Is the bond binge ending and do you think the vast flows will chase equities or commodities?

I think bond markets in the USA will continue to reflect low levels of inflation and general economic malaise.  If a stronger recovery takes hold we could see higher interest rates, however, I think it is unlikely that we see dramatically higher rates.  The Fed would be very uncomfortable with a surge in long-term rates so we’re likely to see further intervention to keep rates low in the USA.

In Europe where there truly are bond vigilantes I believe we will continue to see bond investors press on the periphery nations and force the ECB’s hand.  They have tasted the bailouts in Greece and Ireland and I presume bond investors will push rates higher in Spain and Portugal until they receive similar treatment.
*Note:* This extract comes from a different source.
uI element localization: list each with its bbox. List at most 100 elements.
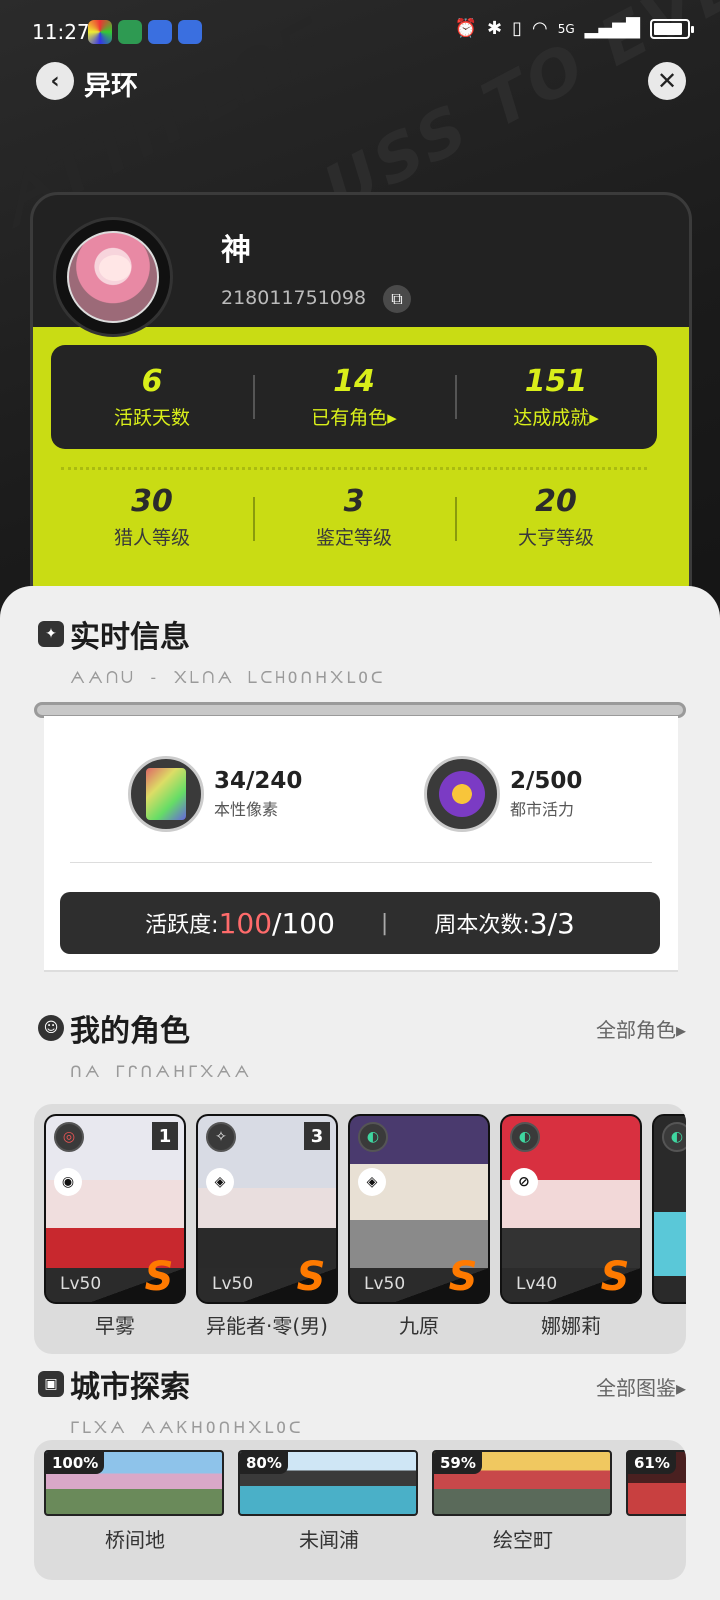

Will 2011 be risk-on or risk-off?

It depends.  If you had  bought the S&P 500 in January and held it until today you would have a total return of 10%.  But this doesn’t tell the story about the rollercoaster ride you had to endure in the meantime.  In just the last 11 months alone we’ve seen three double digit rallies and three near double digit sell-offs – one of which was a mini market crash.  Why does this environment remain so incredibly volatile?  Because the recovery is uneven due to continuing global imbalances.  This is the primary reason why I believe the secular bear market is not over.  In essence, the global imbalances that caused this crisis in the first place all remain intact.  Therefore, I still think you have to be nimble and flexible when approaching this investment environment.